I’ve had this type of ice cream twice before in my life, once at a night market in Vancouver and once in Thailand. Inspired by the traditional street foods of Thailand, Major and his partner introduced rolled ice cream to Providence through the opening of Mike’s Ice Truck on July 1, 2016. While their business is fairly westernized, with its social media references and active online marketing, their ice cream is pretty authentic. Standing a few feet from the kitchen area, I watch the now-familiar process. First, they put all the ingredients onto the cold plate and use flat, metal spatulas to chop it all up. The instruments make short, sharp clangs as they are scraped and stabbed repeatedly against the plate reverberate. Clang! Kchhh, kchhh, clang. Klik klik, klik, klik, clang! The mixture of cream, milk, and sugar blends together and simultaneously freezes on the chilled metal slab, resulting in a light-colored, thick-textured blob. The blades slowly smoothe the ice cream into thin layers, pushing down and outward from the middle of the plate, over and over in an almost-hypnotic motion. The ice cream, sufficiently flattened, begins to spiral up and inward, above the spatulas, off the icy surface of the frozen block. Finally, the addition of a bright red cherry, black Oreo cookie, and brown wooden spoon makes for a perfect Instagram picture.
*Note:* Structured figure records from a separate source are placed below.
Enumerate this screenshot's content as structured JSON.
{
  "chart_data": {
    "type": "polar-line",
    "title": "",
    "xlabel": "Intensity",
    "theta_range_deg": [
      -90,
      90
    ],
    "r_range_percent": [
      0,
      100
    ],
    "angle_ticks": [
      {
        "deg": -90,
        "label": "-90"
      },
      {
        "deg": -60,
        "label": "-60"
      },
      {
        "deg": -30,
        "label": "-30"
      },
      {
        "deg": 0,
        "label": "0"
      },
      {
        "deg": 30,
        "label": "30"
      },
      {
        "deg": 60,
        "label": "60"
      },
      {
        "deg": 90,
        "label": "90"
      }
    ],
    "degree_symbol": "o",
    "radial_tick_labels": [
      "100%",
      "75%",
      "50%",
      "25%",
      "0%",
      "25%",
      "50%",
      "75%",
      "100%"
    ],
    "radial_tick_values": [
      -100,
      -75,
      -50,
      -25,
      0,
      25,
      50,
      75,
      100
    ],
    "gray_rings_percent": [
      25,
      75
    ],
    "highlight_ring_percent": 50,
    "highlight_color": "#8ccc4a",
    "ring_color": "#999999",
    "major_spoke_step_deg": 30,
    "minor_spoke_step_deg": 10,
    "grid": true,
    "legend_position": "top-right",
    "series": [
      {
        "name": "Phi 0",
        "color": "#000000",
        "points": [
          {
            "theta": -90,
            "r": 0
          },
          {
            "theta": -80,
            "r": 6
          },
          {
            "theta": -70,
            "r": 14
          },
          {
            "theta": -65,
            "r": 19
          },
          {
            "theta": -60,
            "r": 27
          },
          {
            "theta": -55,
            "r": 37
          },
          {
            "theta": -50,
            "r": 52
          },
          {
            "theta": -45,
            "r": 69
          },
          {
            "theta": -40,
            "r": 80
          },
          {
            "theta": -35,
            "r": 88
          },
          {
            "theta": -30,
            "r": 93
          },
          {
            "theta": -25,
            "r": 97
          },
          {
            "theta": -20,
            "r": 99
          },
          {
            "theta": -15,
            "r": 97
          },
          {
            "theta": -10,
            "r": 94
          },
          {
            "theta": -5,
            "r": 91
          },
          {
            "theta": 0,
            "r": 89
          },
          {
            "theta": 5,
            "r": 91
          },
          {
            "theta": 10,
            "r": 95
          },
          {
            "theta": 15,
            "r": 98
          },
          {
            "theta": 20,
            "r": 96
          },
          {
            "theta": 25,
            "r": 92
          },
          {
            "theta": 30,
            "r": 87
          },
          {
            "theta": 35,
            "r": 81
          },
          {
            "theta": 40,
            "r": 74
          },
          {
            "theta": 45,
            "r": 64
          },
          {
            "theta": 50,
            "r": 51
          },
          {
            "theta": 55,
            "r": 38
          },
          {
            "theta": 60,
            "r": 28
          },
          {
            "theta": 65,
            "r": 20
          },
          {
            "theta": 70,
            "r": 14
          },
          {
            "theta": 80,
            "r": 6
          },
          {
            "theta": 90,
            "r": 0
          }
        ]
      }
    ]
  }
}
“We just started researching online to learn how to make the rolls. One of our team members, Zuliana Bedel, who is very passionate about cuisine, developed our recipes and flavors. We YouTubed the process, watched videos, and practiced, practiced, practiced…” With each “practiced,” Major hits the back of one hand against the palm of the other.
“We’re gonna open up a real shop in downtown Providence soon, in the next six months. It’s the next step. We’re gonna build our franchise and take the region, then the nation, then the globe, by storm.” Passion pours from his words. “We’re looking to be the next Ben & Jerry’s. The next Cold Stone Creamery.”
“I’m actually writing a book.” Major lingers in the doorway of the truck, as if unsure of whether he wants to come outside. After I give him an encouraging look and warm half-smile, he steps forward to join me on the sidewalk and continues to speak. He tells me about how he started learning “sales skills, customer service, and business savvy” at the young age of 11 while working at his father’s food truck. Though he is following in his father’s footsteps, he still feels like his story is unique. His whole business is focused on being different. Now he wants to teach millennials the new business skills necessary for entrepreneurship, such as taking advantage of social media. “The book’s gonna be called How to Date a Girl from Work,” he says with a chuckle. “It’ll come out sometime next year.” I would love to unpack the title and learn more about the book, but Major chose not to elaborate.
As I wait for my order, Major tells me that he dreams to move to Thailand one day. His eyes light up, and his voice thickens with determination. “I’m definitely gonna be spending some time there. I’ll eat, train, and maybe even fight some Muay Thai fights.”
As I walk back to my room, I follow both the business’s account and Major’s personal account on Instagram, as Major suggested several times throughout our conversation. I glance at my cup and see my order and my name, which Major carefully wrote in dark blue Sharpie 20 minutes ago.
“#mikesice” (the Thai-iced-tea flavor)
“C” (for cherry)
“@anita” (to me: the ice cream, his message.)
*This article was written in October of 2016. Mike’s Ice has yet to open a brick-and-mortar in Providence, but the truck will return to campus come springtime!